La Fille à la valise montre comment les différences homme-femme, de condition sociale, de caractère peuvent se combler pour produire en quelques instants une subtime alchimie de l'accord et de la complémentarité, atteignant le sublime, la félicité. Une alchimie subtile reposant en partie sur le jeu du hasard, nécessairement orienté par ce qu'il y a de plus positif et de plus constructif dans l'être humain.

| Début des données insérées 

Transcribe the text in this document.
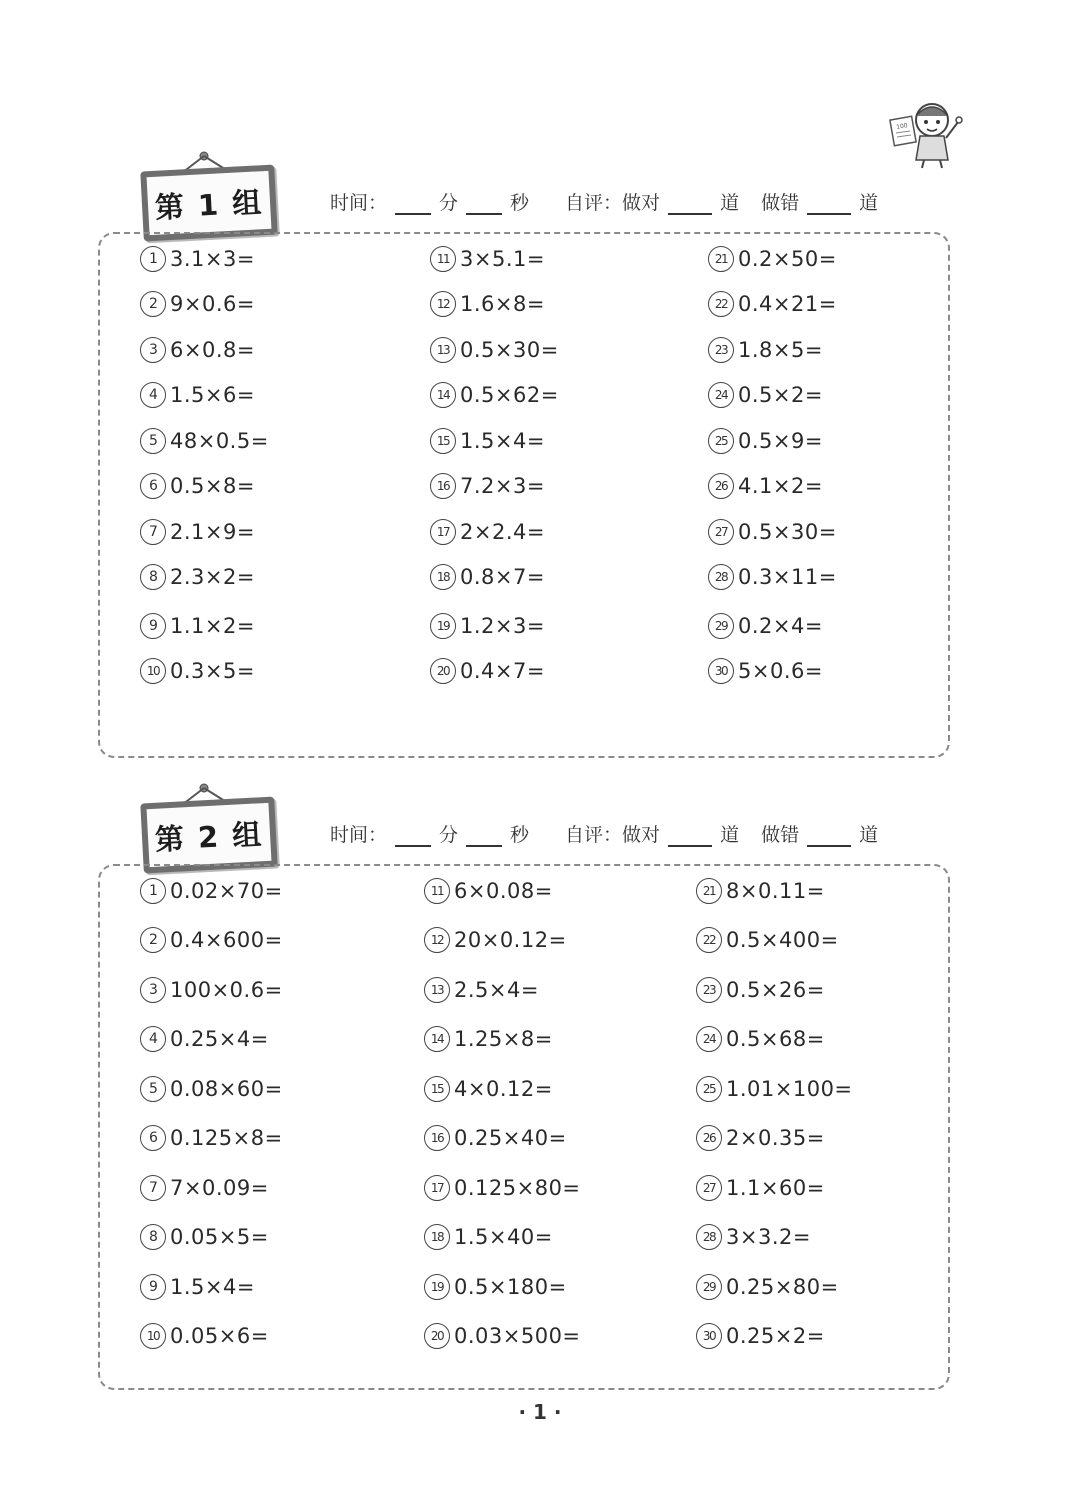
100
第 1 组	时间：	分	秒 自评：做对	道 做错	道
1 3.1×3=
2 9×0.6=
3 6×0.8=
4 1.5×6=
5 48×0.5=
6 0.5×8=
7 2.1×9=
8 2.3×2=
9 1.1×2=
10 0.3×5=
11 3×5.1=
12 1.6×8=
13 0.5×30=
14 0.5×62=
15 1.5×4=
16 7.2×3=
17 2×2.4=
18 0.8×7=
19 1.2×3=
20 0.4×7=
21 0.2×50=
22 0.4×21=
23 1.8×5=
24 0.5×2=
25 0.5×9=
26 4.1×2=
27 0.5×30=
28 0.3×11=
29 0.2×4=
30 5×0.6=
第 2 组	时间：	分	秒 自评：做对	道 做错	道
1 0.02×70=
2 0.4×600=
3 100×0.6=
4 0.25×4=
5 0.08×60=
6 0.125×8=
7 7×0.09=
8 0.05×5=
9 1.5×4=
10 0.05×6=
11 6×0.08=
12 20×0.12=
13 2.5×4=
14 1.25×8=
15 4×0.12=
16 0.25×40=
17 0.125×80=
18 1.5×40=
19 0.5×180=
20 0.03×500=
21 8×0.11=
22 0.5×400=
23 0.5×26=
24 0.5×68=
25 1.01×100=
26 2×0.35=
27 1.1×60=
28 3×3.2=
29 0.25×80=
30 0.25×2=
· 1 ·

Un récit tout simplement magnifique dont les propres ingrédients (mise en scène, scénario, photographie, interprétation, décors, montage,…) confinent eux-mêmes au sublime. Certaines séquences sont prodigieuses telle cette fusion homme-femme exprimée au pied d'un escalier, avec en toile de fond la peinture d'un grand maître, représentant un état de l'existence.

Parmi les séquences mémorables : cette descente de l'escalier, par Claudia Cardinale, et la course de Jacques Perrin dans la gare. Elles sont parfaitement analysées par Jean-Luc Drouin, critique cinéma du quotidien "le monde" dans les suppléments du dvd.

J'ai été sensible à la beauté intrinsèque des images de ces deux séquences, un régal pour les yeux, et pour l'esprit ! Mais également à bien d'autres choses. Telle la séquence qui se déroule à la 90° minute, sur la terrasse de l'appartement. Un des musiciens de jazz, dont la musique accompagne l'action en cours, imprégnant le récit d'une ambiance dynamique et joyeuse, loin de figurer anonymement, intervient pour stopper le mari jaloux. Quelques instants plus tard, la bagarre entre les deux rivaux, menée sur le front de mer, est stoppée par deux anonymes qui surgissent dans le cadre et ceinturent l'agresseur. Des anonymes qui entrent et sortent du récit, sans nous avoir été présenté… orientant la perception mentale que l'on peut avoir de ce sujet : ainsi donc, rien n'est écrit à l'avance et les péripéties conventionnelles d'un conflit sentimental peuvent basculer dans un sens imprévu avec de simples et modestes interventions extérieures, non programmées.

Sur la terrasse, le front de mer, s'étalant à l'infini, sépare la jeune fille (représentée avec dans son dos une tour populaire, la campagne…) et le bellâtre (associé à la mer, la plage et ses plaisirs). Par le jeu de la combinaison des sons, de la lumière, des objets… les personnages acquièrent la consistance de particules élémentaires imbriquées dans un univers complexe. La nature, les formes de leurs relations deviennent le fruit de notre propre réflexion. Notre psyché personnelle donne un sens aux différents plans séquences qui se succèdent sans logique apparente.

Une nouvelle grammaire cinématographique nait sous nos yeux émerveillés. L'appréhension du monde, la représentation de l'espace et du temps, les schémas psychologiques, tels qu'il ont pu exister jusqu'alors, sont balayés en quelques instants.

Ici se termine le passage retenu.